Strona:Ferdynand Ossendowski - LZB 01 - Męczeńska włóczęga.djvu/144

Z Wikiźródeł, wolnej biblioteki
Ta strona została uwierzytelniona.

Kilka koni, oszalałych z przerażenia, rzuciło się do wąwozu. Jeszcze chwil kilka — i czerwoni, ostrzeliwani przez nas, zaczęli zmykać w nieładzie i panice, usiłując skryć się do wąwozu.
Gdy już wszystko było skończone, Tatar opowiedział, że Sojot zaproponował mu przeprowadzenie ludzi do przejścia, którem przedostali się bolszewicy, i napaść na nich ztyłu.
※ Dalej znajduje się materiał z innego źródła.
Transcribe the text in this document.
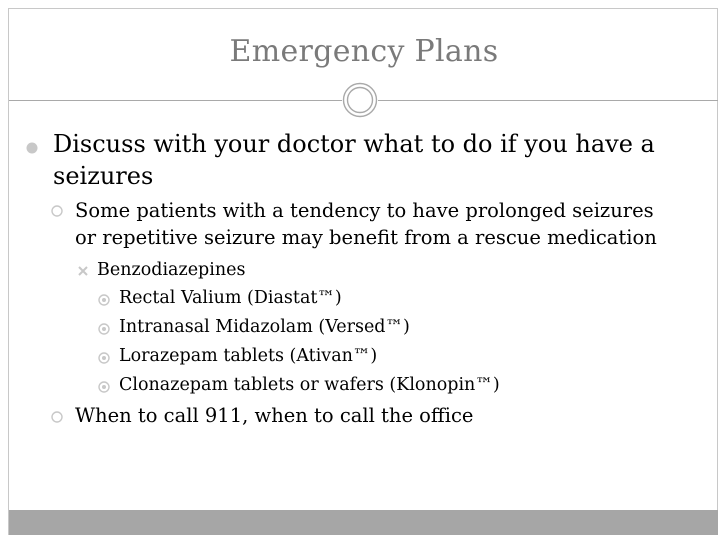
Emergency Plans
Discuss with your doctor what to do if you have a seizures
Some patients with a tendency to have prolonged seizures or repetitive seizure may benefit from a rescue medication
Benzodiazepines
Rectal Valium (Diastat™)
Intranasal Midazolam (Versed™)
Lorazepam tablets (Ativan™)
Clonazepam tablets or wafers (Klonopin™)
When to call 911, when to call the office
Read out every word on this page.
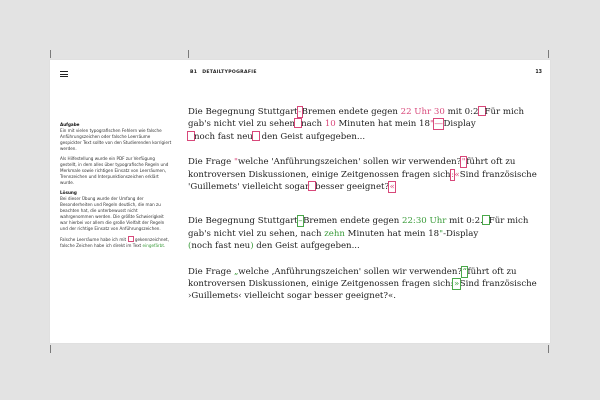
B1 DETAILTYPOGRAFIE	13
Aufgabe
Ein mit vielen typografischen Fehlern wie falsche Anführungszeichen oder falsche Leerräume gespickter Text sollte von den Studierenden korrigiert werden.

Als Hilfestellung wurde ein PDF zur Verfügung gestellt, in dem alles über typografische Regeln und Merkmale sowie richtigen Einsatz von Leerräumen, Trennzeichen und Interpunktionszeichen erklärt wurde.

Lösung
Bei dieser Übung wurde der Umfang der Besonderheiten und Regeln deutlich, die man zu beachten hat, die unterbewusst nicht wahrgenommen werden. Die größte Schwierigkeit war hierbei vor allem die große Vielfalt der Regeln und der richtige Einsatz von Anführungszeichen.

Falsche Leerräume habe ich mit gekennzeichnet, falsche Zeichen habe ich direkt im Text eingefärbt.

Die Begegnung Stuttgart-Bremen endete gegen 22 Uhr 30 mit 0:2 Für mich gab's nicht viel zu sehen nach 10 Minuten hat mein 18"—Display
noch fast neu den Geist aufgegeben...

Die Frage "welche 'Anführungszeichen' sollen wir verwenden?"führt oft zu kontroversen Diskussionen, einige Zeitgenossen fragen sich:«Sind französische 'Guillemets' vielleicht sogar besser geeignet?«

Die Begegnung Stuttgart–Bremen endete gegen 22:30 Uhr mit 0:2. Für mich gab's nicht viel zu sehen, nach zehn Minuten hat mein 18"-Display
(noch fast neu) den Geist aufgegeben...

Die Frage „welche ‚Anführungszeichen' sollen wir verwenden?“führt oft zu kontroversen Diskussionen, einige Zeitgenossen fragen sich:»Sind französische ›Guillemets‹ vielleicht sogar besser geeignet?«.
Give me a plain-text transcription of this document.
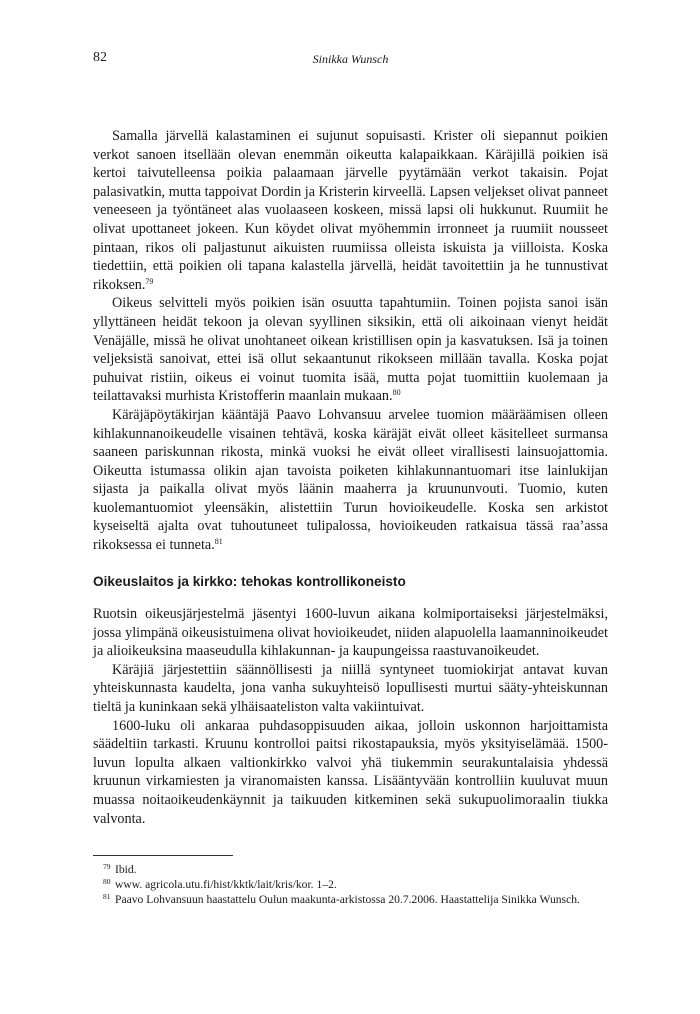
82	Sinikka Wunsch

Samalla järvellä kalastaminen ei sujunut sopuisasti. Krister oli siepannut poikien verkot sanoen itsellään olevan enemmän oikeutta kalapaikkaan. Käräjillä poikien isä kertoi taivutelleensa poikia palaamaan järvelle pyytämään verkot takaisin. Pojat palasivatkin, mutta tappoivat Dordin ja Kristerin kirveellä. Lapsen veljekset olivat panneet veneeseen ja työntäneet alas vuolaaseen koskeen, missä lapsi oli hukkunut. Ruumiit he olivat upottaneet jokeen. Kun köydet olivat myöhemmin irronneet ja ruumiit nousseet pintaan, rikos oli paljastunut aikuisten ruumiissa olleista iskuista ja viilloista. Koska tiedettiin, että poikien oli tapana kalastella järvellä, heidät tavoitettiin ja he tunnustivat rikoksen.$^{79}$

Oikeus selvitteli myös poikien isän osuutta tapahtumiin. Toinen pojista sanoi isän yllyttäneen heidät tekoon ja olevan syyllinen siksikin, että oli aikoinaan vienyt heidät Venäjälle, missä he olivat unohtaneet oikean kristillisen opin ja kasvatuksen. Isä ja toinen veljeksistä sanoivat, ettei isä ollut sekaantunut rikokseen millään tavalla. Koska pojat puhuivat ristiin, oikeus ei voinut tuomita isää, mutta pojat tuomittiin kuolemaan ja teilattavaksi murhista Kristofferin maanlain mukaan.$^{80}$

Käräjäpöytäkirjan kääntäjä Paavo Lohvansuu arvelee tuomion määräämisen olleen kihlakunnanoikeudelle visainen tehtävä, koska käräjät eivät olleet käsitelleet surmansa saaneen pariskunnan rikosta, minkä vuoksi he eivät olleet virallisesti lainsuojattomia. Oikeutta istumassa olikin ajan tavoista poiketen kihlakunnantuomari itse lainlukijan sijasta ja paikalla olivat myös läänin maaherra ja kruununvouti. Tuomio, kuten kuolemantuomiot yleensäkin, alistettiin Turun hovioikeudelle. Koska sen arkistot kyseiseltä ajalta ovat tuhoutuneet tulipalossa, hovioikeuden ratkaisua tässä raa’assa rikoksessa ei tunneta.$^{81}$

Oikeuslaitos ja kirkko: tehokas kontrollikoneisto

Ruotsin oikeusjärjestelmä jäsentyi 1600-luvun aikana kolmiportaiseksi järjestelmäksi, jossa ylimpänä oikeusistuimena olivat hovioikeudet, niiden alapuolella laamanninoikeudet ja alioikeuksina maaseudulla kihlakunnan- ja kaupungeissa raastuvanoikeudet.

Käräjiä järjestettiin säännöllisesti ja niillä syntyneet tuomiokirjat antavat kuvan yhteiskunnasta kaudelta, jona vanha sukuyhteisö lopullisesti murtui sääty-yhteiskunnan tieltä ja kuninkaan sekä ylhäisaateliston valta vakiintuivat.

1600-luku oli ankaraa puhdasoppisuuden aikaa, jolloin uskonnon harjoittamista säädeltiin tarkasti. Kruunu kontrolloi paitsi rikostapauksia, myös yksityiselämää. 1500-luvun lopulta alkaen valtionkirkko valvoi yhä tiukemmin seurakuntalaisia yhdessä kruunun virkamiesten ja viranomaisten kanssa. Lisääntyvään kontrolliin kuuluvat muun muassa noitaoikeudenkäynnit ja taikuuden kitkeminen sekä sukupuolimoraalin tiukka valvonta.

79 Ibid.
80 www. agricola.utu.fi/hist/kktk/lait/kris/kor. 1–2.
81 Paavo Lohvansuun haastattelu Oulun maakunta-arkistossa 20.7.2006. Haastattelija Sinikka Wunsch.
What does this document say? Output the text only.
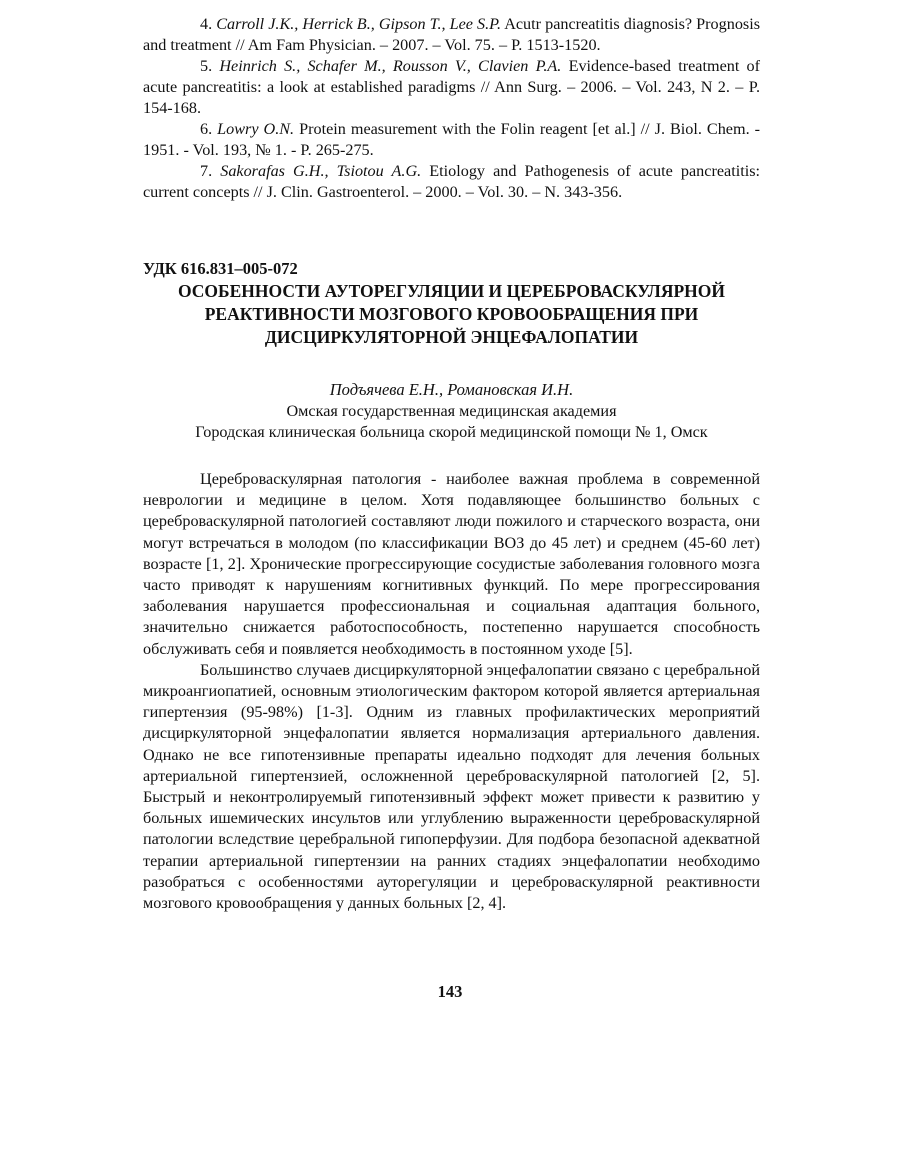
4. Carroll J.K., Herrick B., Gipson T., Lee S.P. Acutr pancreatitis diagnosis? Prognosis and treatment // Am Fam Physician. – 2007. – Vol. 75. – P. 1513-1520.

5. Heinrich S., Schafer M., Rousson V., Clavien P.A. Evidence-based treatment of acute pancreatitis: a look at established paradigms // Ann Surg. – 2006. – Vol. 243, N 2. – P. 154-168.

6. Lowry O.N. Protein measurement with the Folin reagent [et al.] // J. Biol. Chem. - 1951. - Vol. 193, № 1. - P. 265-275.

7. Sakorafas G.H., Tsiotou A.G. Etiology and Pathogenesis of acute pancreatitis: current concepts // J. Clin. Gastroenterol. – 2000. – Vol. 30. – N. 343-356.

УДК 616.831–005-072
ОСОБЕННОСТИ АУТОРЕГУЛЯЦИИ И ЦЕРЕБРОВАСКУЛЯРНОЙ РЕАКТИВНОСТИ МОЗГОВОГО КРОВООБРАЩЕНИЯ ПРИ ДИСЦИРКУЛЯТОРНОЙ ЭНЦЕФАЛОПАТИИ
Подъячева Е.Н., Романовская И.Н.

Омская государственная медицинская академия

Городская клиническая больница скорой медицинской помощи № 1, Омск

Цереброваскулярная патология - наиболее важная проблема в современной неврологии и медицине в целом. Хотя подавляющее большинство больных с цереброваскулярной патологией составляют люди пожилого и старческого возраста, они могут встречаться в молодом (по классификации ВОЗ до 45 лет) и среднем (45-60 лет) возрасте [1, 2]. Хронические прогрессирующие сосудистые заболевания головного мозга часто приводят к нарушениям когнитивных функций. По мере прогрессирования заболевания нарушается профессиональная и социальная адаптация больного, значительно снижается работоспособность, постепенно нарушается способность обслуживать себя и появляется необходимость в постоянном уходе [5].

Большинство случаев дисциркуляторной энцефалопатии связано с церебральной микроангиопатией, основным этиологическим фактором которой является артериальная гипертензия (95-98%) [1-3]. Одним из главных профилактических мероприятий дисциркуляторной энцефалопатии является нормализация артериального давления. Однако не все гипотензивные препараты идеально подходят для лечения больных артериальной гипертензией, осложненной цереброваскулярной патологией [2, 5]. Быстрый и неконтролируемый гипотензивный эффект может привести к развитию у больных ишемических инсультов или углублению выраженности цереброваскулярной патологии вследствие церебральной гипоперфузии. Для подбора безопасной адекватной терапии артериальной гипертензии на ранних стадиях энцефалопатии необходимо разобраться с особенностями ауторегуляции и цереброваскулярной реактивности мозгового кровообращения у данных больных [2, 4].

143
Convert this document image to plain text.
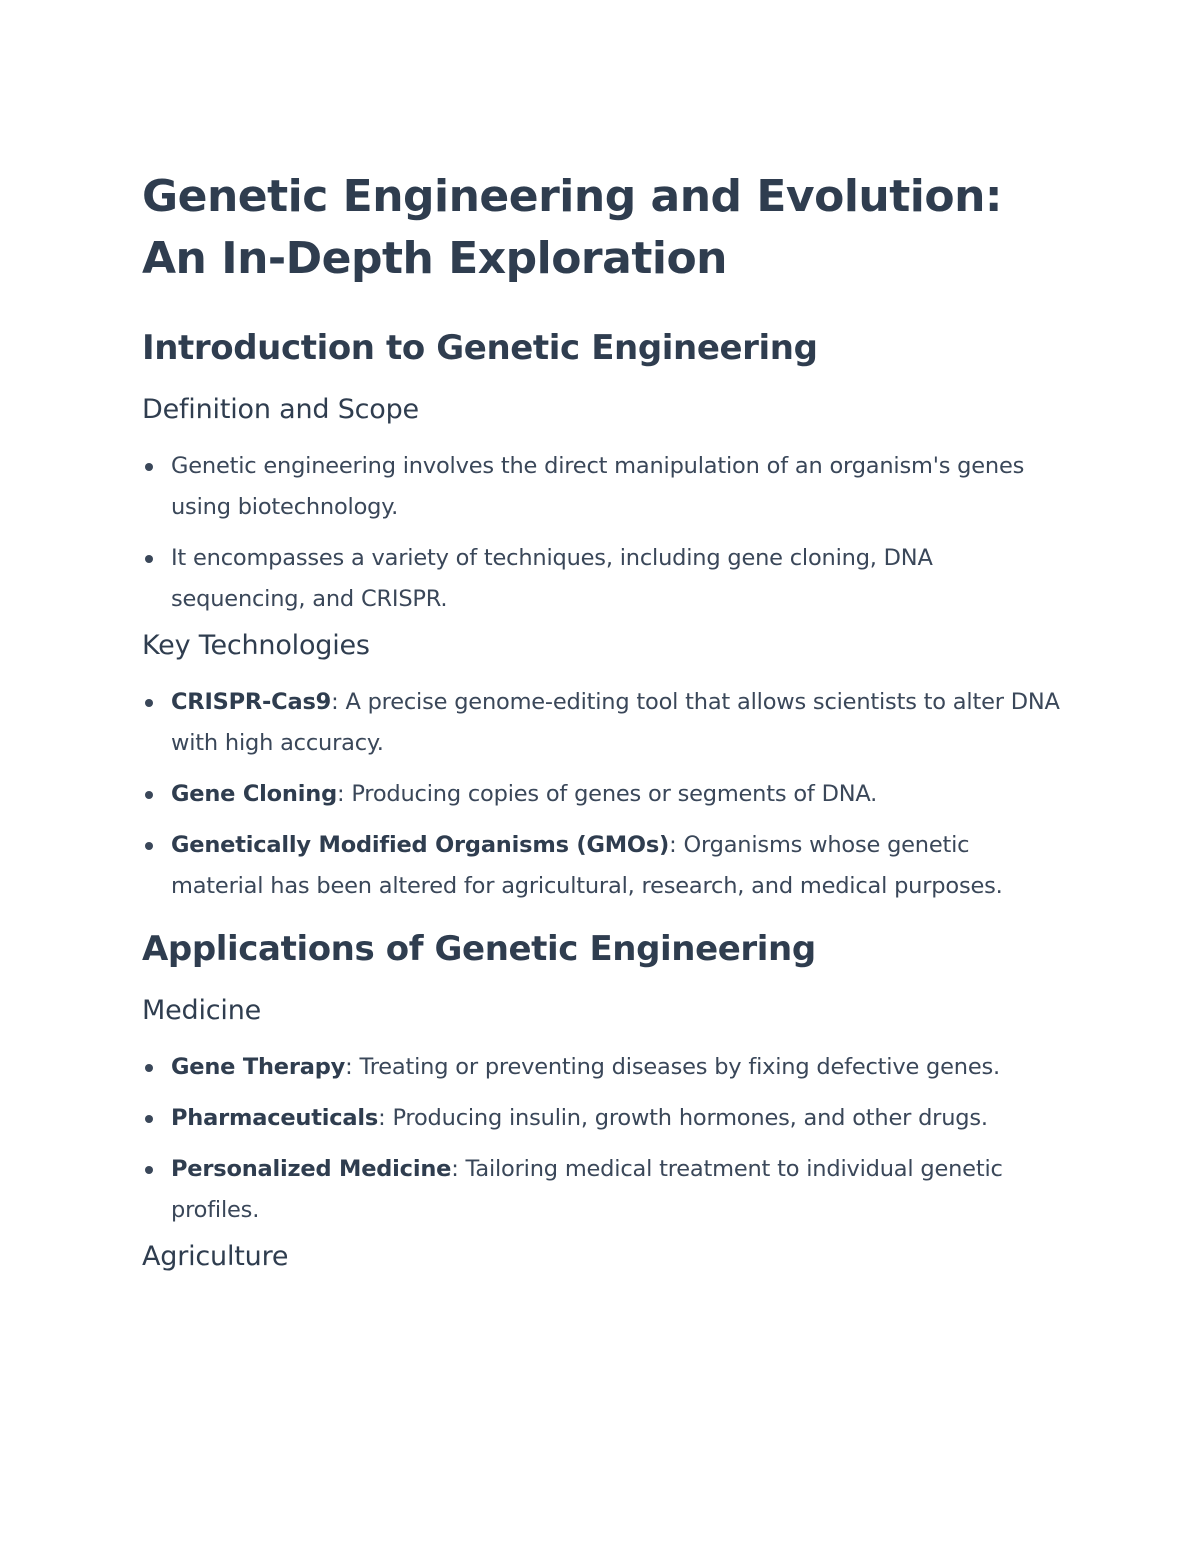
Genetic Engineering and Evolution: An In-Depth Exploration
Introduction to Genetic Engineering
Definition and Scope
Genetic engineering involves the direct manipulation of an organism's genes using biotechnology.
It encompasses a variety of techniques, including gene cloning, DNA sequencing, and CRISPR.
Key Technologies
CRISPR-Cas9: A precise genome-editing tool that allows scientists to alter DNA with high accuracy.
Gene Cloning: Producing copies of genes or segments of DNA.
Genetically Modified Organisms (GMOs): Organisms whose genetic material has been altered for agricultural, research, and medical purposes.
Applications of Genetic Engineering
Medicine
Gene Therapy: Treating or preventing diseases by fixing defective genes.
Pharmaceuticals: Producing insulin, growth hormones, and other drugs.
Personalized Medicine: Tailoring medical treatment to individual genetic profiles.
Agriculture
Tatar wraz z Kałmukiem obmyślili plan takiego napadu na przeciwnika i cisnęli trzy granaty, widocznie, z wielkiem powodzeniem.
Opatrzywszy rannego oficera i przełożywszy wory z zabitego konia na inne, ruszyliśmy dalej, omawiając wypadki. Nie ulegało wątpliwości, że spotkany przez nas czerwony oddział szedł z Mongolji. To oznaczało, że tam już są czerwone wojska.
Ile ich jest? W jakich punktach są ześrodkowane siły zbrojne bolszewików? W jakim kierunku posuwają się oddziały wywiadowcze?
Od prawidłowej odpowiedzi na te pytania zależało nasze życie.
Dręczyła nas myśl, że Mongolja już nie jest „ziemią obiecaną“, wymarzonym przez nas portem ocalenia.